We don’t like being instructed that way. We think we are not children anymore. But when it comes to our spiritual lives we still stand in need of direction, even though it may sometimes come at us without cushion or comfort.
Love your neighbor as yourself. Apologize when you hurt someone. Forgive those who have wronged you. When those directives come they never seem to offer any clear benefit to justify the discomfort and difficulty.
But here is one thing more I know. Forty-five years later, maybe almost to the day of that long ago October on the playground, I had dinner last week with that same boy. We remain friends today—and I do not doubt that has a great deal to do with our parents’ guidance clear then. We are now both older than our parents were then, of course, But—at least speaking for myself—perhaps not significantly less in need of directives from time to time. And I am sure I would not today know the gift of that friendship had it not been for some pretty clear moral instruction from a source uninterested in dialogue.

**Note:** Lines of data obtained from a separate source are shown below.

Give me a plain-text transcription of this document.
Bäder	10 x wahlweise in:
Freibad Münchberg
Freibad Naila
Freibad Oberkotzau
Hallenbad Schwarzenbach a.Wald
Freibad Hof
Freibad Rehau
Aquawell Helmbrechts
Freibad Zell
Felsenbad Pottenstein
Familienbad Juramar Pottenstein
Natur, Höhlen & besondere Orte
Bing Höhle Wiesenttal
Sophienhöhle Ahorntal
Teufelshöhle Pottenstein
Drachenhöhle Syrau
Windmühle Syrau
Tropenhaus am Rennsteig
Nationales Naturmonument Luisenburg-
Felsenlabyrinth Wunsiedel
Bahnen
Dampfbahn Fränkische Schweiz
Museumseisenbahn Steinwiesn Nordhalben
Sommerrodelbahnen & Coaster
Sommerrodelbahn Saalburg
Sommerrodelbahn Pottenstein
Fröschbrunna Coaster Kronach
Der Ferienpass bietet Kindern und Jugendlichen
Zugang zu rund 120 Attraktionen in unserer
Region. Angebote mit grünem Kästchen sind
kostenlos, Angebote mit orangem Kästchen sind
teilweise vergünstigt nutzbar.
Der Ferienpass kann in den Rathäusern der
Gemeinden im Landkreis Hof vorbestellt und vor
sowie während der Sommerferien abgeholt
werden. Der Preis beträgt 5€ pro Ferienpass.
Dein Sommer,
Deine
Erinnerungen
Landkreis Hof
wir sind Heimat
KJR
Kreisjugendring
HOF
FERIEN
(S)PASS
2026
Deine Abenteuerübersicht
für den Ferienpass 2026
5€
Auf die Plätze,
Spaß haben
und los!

Jesus our brother, kind and good; there is a time and a season for that sweet notion. But we are headed toward the end of the church year, and we will be getting there through a series of lessons that remind us in no uncertain terms that the man from Nazareth is also our teacher, our guide, our judge—and our king. When the advice sounds too harsh, that is likely a sign that there is greater profit in taking it seriously. The grace we find to do so yields gifts we cannot imagine, and can never fully deserve. Amen.